Here’s another welcome voice whose parsing of the HDTV regulatory role has been a trusted source of input for me for over 10 years, journalist Joel Brinkley. Read his Defining Vision column based upon his definitive 1995 book of the same name. This column’s January title “And the Winner is…” refers to the trials of three different advanced TV services, multicasting, interactive TV, and HDTV, of which only HDTV appears to have legs. Of the Microsoft WM9 video compression deal with the Blu-Ray Association, Brinkley writes, “Even Microsoft, which lobbied heavily in the mid-1990s that HDTV was unnecessary, that 480p was good enough, now seems willing to pursue high-definition business.” With Fox and Sinclair both now embracing HDTV, widespread adoption appears more imminent.
Coming to an Eeenie Weenie Wahine Screenie Near You
On the other end of the spectrum, as it were, there’s a lot going on as well on the tiny screens of Dick Tracy’s legacy.
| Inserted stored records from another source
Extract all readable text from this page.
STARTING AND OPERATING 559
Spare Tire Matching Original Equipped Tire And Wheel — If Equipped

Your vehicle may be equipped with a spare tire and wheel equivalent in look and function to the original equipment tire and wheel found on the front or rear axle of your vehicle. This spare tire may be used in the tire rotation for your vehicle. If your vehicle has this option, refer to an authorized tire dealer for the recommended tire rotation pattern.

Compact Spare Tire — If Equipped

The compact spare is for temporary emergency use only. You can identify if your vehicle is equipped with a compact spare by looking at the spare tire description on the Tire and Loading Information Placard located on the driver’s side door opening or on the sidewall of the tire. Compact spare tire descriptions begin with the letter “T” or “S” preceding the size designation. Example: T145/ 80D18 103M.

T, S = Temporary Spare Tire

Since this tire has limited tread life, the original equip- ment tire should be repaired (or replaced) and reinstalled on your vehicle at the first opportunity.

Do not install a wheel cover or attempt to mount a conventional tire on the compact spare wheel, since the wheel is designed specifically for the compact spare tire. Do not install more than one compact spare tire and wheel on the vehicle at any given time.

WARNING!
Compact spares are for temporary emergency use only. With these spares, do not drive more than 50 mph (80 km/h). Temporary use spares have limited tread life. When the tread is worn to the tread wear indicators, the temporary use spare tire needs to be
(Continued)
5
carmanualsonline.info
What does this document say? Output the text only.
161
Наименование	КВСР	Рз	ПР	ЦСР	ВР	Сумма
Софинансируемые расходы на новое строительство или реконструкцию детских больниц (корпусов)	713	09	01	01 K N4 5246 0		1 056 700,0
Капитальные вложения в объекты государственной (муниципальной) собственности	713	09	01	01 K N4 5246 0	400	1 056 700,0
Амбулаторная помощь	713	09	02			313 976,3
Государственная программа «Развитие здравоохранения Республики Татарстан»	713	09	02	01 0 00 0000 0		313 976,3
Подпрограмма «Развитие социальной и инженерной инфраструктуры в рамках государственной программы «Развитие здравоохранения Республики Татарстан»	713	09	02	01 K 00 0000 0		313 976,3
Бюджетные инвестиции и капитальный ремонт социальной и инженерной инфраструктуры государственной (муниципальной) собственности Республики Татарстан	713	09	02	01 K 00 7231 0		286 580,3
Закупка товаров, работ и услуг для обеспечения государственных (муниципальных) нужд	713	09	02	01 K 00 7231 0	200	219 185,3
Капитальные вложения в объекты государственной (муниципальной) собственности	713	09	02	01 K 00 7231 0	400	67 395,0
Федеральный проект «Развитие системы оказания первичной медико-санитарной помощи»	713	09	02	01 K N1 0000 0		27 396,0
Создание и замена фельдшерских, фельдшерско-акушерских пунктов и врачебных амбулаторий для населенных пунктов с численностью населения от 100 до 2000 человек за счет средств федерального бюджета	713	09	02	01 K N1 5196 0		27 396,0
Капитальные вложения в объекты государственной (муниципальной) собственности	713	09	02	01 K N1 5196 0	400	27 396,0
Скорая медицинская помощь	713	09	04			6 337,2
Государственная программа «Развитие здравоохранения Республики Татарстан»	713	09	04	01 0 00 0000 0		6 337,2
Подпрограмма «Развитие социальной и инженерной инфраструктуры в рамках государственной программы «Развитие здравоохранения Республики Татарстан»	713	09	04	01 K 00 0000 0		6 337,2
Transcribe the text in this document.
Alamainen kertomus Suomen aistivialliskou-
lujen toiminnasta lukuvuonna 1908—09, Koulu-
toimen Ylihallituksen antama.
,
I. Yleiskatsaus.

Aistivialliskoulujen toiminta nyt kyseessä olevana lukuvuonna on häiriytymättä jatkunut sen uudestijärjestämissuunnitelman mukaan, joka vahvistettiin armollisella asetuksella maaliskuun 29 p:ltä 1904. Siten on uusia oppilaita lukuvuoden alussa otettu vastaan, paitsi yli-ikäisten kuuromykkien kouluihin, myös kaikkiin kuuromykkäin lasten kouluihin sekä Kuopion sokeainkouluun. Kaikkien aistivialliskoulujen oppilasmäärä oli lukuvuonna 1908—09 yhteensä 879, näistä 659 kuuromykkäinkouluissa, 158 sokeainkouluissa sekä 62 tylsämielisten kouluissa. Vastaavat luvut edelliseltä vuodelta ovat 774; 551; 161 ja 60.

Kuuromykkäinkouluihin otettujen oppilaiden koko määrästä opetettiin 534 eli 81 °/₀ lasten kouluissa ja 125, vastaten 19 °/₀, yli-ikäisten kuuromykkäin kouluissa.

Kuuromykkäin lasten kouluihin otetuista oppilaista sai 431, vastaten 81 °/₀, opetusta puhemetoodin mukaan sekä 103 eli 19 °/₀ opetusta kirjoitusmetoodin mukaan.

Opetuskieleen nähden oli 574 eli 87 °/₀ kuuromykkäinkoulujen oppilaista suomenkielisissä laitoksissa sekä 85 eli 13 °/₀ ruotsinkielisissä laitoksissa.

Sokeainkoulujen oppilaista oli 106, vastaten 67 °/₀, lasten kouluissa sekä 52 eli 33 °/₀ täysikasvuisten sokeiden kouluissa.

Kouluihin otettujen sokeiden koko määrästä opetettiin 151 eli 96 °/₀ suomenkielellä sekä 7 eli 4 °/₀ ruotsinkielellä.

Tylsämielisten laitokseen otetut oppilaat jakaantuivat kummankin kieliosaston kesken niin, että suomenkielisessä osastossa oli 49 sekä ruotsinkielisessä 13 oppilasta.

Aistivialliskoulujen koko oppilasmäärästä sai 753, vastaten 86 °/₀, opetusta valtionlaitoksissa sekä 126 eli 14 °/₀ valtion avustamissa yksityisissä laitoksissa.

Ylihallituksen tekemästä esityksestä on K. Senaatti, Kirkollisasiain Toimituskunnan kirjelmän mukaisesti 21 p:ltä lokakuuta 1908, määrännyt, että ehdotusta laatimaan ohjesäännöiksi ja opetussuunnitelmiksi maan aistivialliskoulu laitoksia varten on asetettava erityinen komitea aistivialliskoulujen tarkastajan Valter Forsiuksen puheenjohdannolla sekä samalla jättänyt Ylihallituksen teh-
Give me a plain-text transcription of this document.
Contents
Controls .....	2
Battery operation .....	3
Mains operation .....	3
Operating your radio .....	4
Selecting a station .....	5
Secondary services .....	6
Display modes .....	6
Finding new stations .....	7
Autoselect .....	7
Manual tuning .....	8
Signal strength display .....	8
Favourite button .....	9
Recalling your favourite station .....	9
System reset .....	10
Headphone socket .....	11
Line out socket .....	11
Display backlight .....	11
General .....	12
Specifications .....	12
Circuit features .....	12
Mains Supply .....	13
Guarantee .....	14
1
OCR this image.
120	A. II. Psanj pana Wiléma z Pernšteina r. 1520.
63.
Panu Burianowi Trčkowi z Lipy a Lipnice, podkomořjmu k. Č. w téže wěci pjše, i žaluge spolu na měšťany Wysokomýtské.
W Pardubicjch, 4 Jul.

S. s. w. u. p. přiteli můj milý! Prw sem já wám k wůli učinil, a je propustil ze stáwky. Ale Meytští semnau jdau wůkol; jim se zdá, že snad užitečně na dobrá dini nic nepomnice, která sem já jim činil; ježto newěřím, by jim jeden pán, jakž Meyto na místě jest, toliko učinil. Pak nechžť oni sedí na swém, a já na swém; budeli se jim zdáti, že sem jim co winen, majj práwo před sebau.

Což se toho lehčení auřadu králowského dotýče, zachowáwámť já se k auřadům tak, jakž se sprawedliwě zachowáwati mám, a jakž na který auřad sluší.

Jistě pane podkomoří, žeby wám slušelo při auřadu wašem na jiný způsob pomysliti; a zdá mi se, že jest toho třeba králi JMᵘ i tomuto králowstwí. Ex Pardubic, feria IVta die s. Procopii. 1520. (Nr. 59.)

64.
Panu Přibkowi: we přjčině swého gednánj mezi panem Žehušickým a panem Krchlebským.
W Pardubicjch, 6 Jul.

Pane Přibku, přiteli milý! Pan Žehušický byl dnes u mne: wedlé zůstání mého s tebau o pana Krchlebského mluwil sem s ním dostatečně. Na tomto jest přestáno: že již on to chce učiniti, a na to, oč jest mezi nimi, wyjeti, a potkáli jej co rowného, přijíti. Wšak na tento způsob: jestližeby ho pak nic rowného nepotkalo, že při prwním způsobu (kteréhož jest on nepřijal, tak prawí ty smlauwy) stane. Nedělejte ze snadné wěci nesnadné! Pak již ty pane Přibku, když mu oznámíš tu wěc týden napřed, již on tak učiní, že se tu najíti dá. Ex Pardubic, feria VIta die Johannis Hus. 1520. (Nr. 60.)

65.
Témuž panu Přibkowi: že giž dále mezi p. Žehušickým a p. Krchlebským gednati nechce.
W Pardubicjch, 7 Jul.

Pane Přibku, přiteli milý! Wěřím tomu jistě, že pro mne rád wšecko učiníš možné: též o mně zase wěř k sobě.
Warner Music Group is among the daring content providers willing to invest in producing and marketing entertainment in the new and unfurrowed field of 3G mobile.
Verizon Wireless is the leader in creating the infrastructure and business opportunity for using up that broadband capacity by selling rich multimedia to make up for the shortfall in thin voice (95% of traffic and falling in revenues) and text messaging (5% of traffic and holding steadyin revenue). Vodaphone in Europe, where 3G is more established, is said to be launching something similar. Nippon, Sprint, and Cingular cannot be far behind, and Warner has left the door open to work with them as well.
The offer is structured both as a base subscription of $15 per month and a fee for premium content, in Warner Music’s case, $3.99 per music video download. In the case of game developers Jamdat and Gameloft, the fees range from $2.99 to $9.99 per month. News and sports programming initially by GE subsidiary NBC and News Corp. will anchor the basic plan. Walt Disney Internet Group and E! Entertainment are also in the opening line-up.
Reuters reports today that every week a different set of 12 videos will be available More of a top of the antenna hit parade than a celestial jukebox, but hey, it’s a beginning.
Average annual per user expenditures for the service dubbed V Cast will probably not add up to more than the kit needed to capture and play the illustrated tunes. LG Electronics, Samsung Electronics, and UTStarcom units starting at $200 after rebates will be the initial candidates for iPod killers, or at least viable alternatives for the kind of revenue iPod users are dishing out.
The 3G forecast for Europe is 5 million at the end of 2004, while DoCoMo in Japan is closing the gap on that figure, but the US is fragmented with half of all cell users on CDMA, about 50 million of which have “access to CDMA2000 3G”, and the rest on WCDMA, a form of the European GSM technology also known as UMTS at 400 kbit/s, or TDMA, which is at 100 kbits/s.
But the cycles of digital technology generations rule the mobile network, too, prompting Visant to forecast the next generation 4G to take off by 2007, sweeping 113 million users into its domain by 2010.
With WiFi’s future uncertain as incompatible fee-based services and bandwidth traffic jams cooled off the )war chalking( of hotspots signaling mobile data users could get a ride on the Internet while surfing the urban landscape, this market will be high on stakes, risks, and hopes. The BBC reports today that technophobia is one barrier stopping all the people who upgraded to a picture phone last year from actually using the network to send the pictures to friends and family.
But never underestimate the power of innovation among the content providers who do want to use new technology to generate new revenue streams, even if it is in a trial and error fashion. Several original soap opera serials forthcoming from Twentieth Television, a News Corp. TV production and distribution company, are on the way, and one of these “mobisodes” is improvisational and incorporates passer-bys in the drama, entitled Love and Hate. Oh boy, I can hardly wait.